CAPITAL GAINS TAX AVOIDS THE FIRING SQUAD…FOR NOW

30th March 2021

In our previous article back in January we talked about the changes to Capital Gains Tax (CGT) that various commentators felt were coming as part of Chancellor Rishi Sunak’s March Budget.

Fears over potential reduction in reliefs and increases in the CGT rates prompted many clients and their advisers to accelerate plans for a business sale or exit, followed by a solvent Members’ Voluntary Liquidation (MVL) in order to maximise the tax benefits.

Our MVL team was busier than ever in the run-up to Budget day, working with many accountants, to ensure that their clients were able to get companies into MVL and, most crucially, complete distributions of cash and other assets ahead of a potential tax watershed on 3rd March.

In the three months from 1st December 2020 to 2nd March 2021 we took on over 200 MVL cases.  By comparison, this was more than double the number we saw in the same three month period in 2019/20 – even though that period was also busy due to fears over a potential withdrawal of Business Asset Disposal Relief (formerly Entrepreneurs’ Relief). 

The majority of these 2021 cases completed their distributions ahead of the Budget – paying out in excess of £100 million in cash, as well as significant sums in respect of non-cash assets.  Our MVL and cashiering teams were rather busy during Budget week and deserve great credit!

As it happened, the Budget actually turned out to be rather a damp squib in terms of CGT, which was effectively left alone.  However, what it means is that having paused to get our breath back, the MVL team are once again open for business and are still dealing with lots of MVLs.

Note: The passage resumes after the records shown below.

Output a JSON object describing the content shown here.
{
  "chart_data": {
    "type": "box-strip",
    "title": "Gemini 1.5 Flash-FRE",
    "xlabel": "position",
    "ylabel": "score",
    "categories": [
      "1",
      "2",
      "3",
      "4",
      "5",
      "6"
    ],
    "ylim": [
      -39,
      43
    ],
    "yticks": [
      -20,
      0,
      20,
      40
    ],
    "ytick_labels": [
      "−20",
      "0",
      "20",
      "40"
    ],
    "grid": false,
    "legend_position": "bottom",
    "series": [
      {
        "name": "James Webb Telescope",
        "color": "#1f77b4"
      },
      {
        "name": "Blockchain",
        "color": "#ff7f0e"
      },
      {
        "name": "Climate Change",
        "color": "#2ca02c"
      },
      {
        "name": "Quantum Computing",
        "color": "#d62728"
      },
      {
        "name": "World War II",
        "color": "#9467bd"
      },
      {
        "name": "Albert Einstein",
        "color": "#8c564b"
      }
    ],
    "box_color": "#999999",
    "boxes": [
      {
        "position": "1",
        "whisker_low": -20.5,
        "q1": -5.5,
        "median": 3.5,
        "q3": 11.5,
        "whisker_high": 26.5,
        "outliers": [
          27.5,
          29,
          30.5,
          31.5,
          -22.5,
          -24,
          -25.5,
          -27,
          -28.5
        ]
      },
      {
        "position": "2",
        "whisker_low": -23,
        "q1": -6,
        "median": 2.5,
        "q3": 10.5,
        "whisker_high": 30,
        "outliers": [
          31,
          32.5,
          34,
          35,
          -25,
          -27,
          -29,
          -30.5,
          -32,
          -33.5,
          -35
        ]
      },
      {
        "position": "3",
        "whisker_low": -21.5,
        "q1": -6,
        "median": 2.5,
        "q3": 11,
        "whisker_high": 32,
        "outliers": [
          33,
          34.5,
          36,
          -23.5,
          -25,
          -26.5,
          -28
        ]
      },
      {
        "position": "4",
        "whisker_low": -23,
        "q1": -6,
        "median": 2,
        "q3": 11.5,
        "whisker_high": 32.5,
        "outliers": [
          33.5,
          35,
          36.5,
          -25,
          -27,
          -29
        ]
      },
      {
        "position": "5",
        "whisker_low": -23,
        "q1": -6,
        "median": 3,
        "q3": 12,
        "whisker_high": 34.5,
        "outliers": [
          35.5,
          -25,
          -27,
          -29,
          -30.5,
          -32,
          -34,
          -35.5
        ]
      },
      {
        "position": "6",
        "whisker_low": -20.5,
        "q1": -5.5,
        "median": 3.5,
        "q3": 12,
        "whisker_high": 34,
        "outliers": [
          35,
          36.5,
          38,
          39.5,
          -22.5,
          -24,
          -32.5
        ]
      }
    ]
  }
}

We work with many business owners who want to close a company via a solvent liquidation because, under tax legislation, distributions of cash and other assets made by a Liquidator in an MVL are generally treated as capital rather than income and therefore benefit from lower tax rates. 

While commentators predict that CGT may still be in Rishi Sunak’s sights for the not-too-distant future, MVLs remain a tax efficient way of extracting value.

Who could benefit from an MVL?

In the SME arena, we tend to work with accountants and their business owner clients who are retiring or have sold the business through the limited company.  It’s also an effective way to wind up businesses set up for a specific project that has been completed, when the profits and accumulated reserves must be extracted from the company by its shareholders.

MVLs also continue to be a popular route for those accountants whose freelance contractor clients need to wind up their personal service companies ahead of IR35 being rolled out to the private sector this April.

Adding value and expertise

Whilst many MVLs can be quite straightforward, there can be a number of complicating factors.  This is why it is important to take specialist advice before beginning the process.  Our specialist MVL team works in partnership with accountants to ensure that the best possible solution is secured for their clients.

If any of your clients are considering retirement, sale, or exit and want to use a solvent liquidation as a tax-efficient way of extracting that value then this remains a window of opportunity – but for how long… nobody knows.